Maria Kochetkova did not disappoint in San Francisco Ballet’s “Giselle” last night. Yes, she is tiny, porcelain-skinned, and feather light, but the key to her interpretation was this: You could see how much trust she was putting in her Albrecht, and just how dangerous and exhilarating that trust was. When Albrecht sat on the bench next to her, when she counted out the “he-loves-me-he-loves-me-not” flower petals–none of this happened with a coy flutter of lashes, but instead with swallows of fear. Even little passages like the series of piques where she kisses her fingers and they touch hands became not mere flirtations, but tests–can I trust you?–followed by not just romantic elation, but relief. Her Albrecht Joan Boada nuzzled her like a kitten he’d taken in from the cold, while in his rakish excitement we saw the mounting danger, that he did not realize the magnitude of sin he was committing in toying with such a delicate soul.

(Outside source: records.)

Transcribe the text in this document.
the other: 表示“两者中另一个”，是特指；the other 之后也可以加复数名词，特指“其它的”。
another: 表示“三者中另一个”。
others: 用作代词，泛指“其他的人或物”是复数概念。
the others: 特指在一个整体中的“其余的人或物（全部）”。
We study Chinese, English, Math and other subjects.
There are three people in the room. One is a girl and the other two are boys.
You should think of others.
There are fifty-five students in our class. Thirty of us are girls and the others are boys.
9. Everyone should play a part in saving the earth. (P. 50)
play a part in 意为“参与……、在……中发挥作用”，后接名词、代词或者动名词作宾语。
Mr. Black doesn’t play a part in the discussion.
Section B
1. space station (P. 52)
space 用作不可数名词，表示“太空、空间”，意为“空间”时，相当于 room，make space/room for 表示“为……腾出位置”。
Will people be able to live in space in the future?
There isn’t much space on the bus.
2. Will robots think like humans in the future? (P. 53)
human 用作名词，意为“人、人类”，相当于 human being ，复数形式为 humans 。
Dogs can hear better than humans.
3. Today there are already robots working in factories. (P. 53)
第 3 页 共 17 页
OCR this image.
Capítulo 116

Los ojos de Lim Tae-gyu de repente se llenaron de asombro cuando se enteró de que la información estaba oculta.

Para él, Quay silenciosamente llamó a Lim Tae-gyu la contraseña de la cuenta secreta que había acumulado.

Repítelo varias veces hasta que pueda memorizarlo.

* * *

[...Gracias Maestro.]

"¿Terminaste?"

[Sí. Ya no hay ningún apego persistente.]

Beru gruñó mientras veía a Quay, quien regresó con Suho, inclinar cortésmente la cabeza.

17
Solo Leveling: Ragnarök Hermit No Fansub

The first act was pure drama, and rightly so, Kochetkova’s technique unostentatious–even her fleet jumps seemed an expression of Giselle’s irrepressible joy in dancing, not feats for their own sake. Surprisingly, Kochetkova does not have a huge arabesque penchee to dazzle us with, but in the second act, she called on that buoyant jump again, a benevolent wisp in the air on that series of changements with one foot in coupe. Meanwhile, Boada was in good form with beautiful feet and a stretch that reaches well beyond his small proportions. He was an extravagantly penitent Albrecht, replacing the fluttering beaten jumps that so pierced the heart in Tiit Helimets’ interpretation with an odd run of frenzied brisees.

The final moments were telling. In Yuan Yuan Tan’s performance, as Giselle sunk back into the grave, Tan lolled her head as though to protest leaving him, almost like Odette in the second act of “Swan Lake.” In Kochetkova’s final moments, she gazed upon Albrecht lovingly, but she did not shake in protest of their separation. She accepted it–and everything: his betrayal of her, his penitence. This was not a tragic final parting, but a bittersweet one. It seemed to me perfectly in character. And it made this performance of “Giselle” one I will never forget.

Kochetkova and Boada will dance “Giselle” again Saturday evening. I’ll be back at the opera house on Friday to see Vanessa Zahorian and Ruben Martin.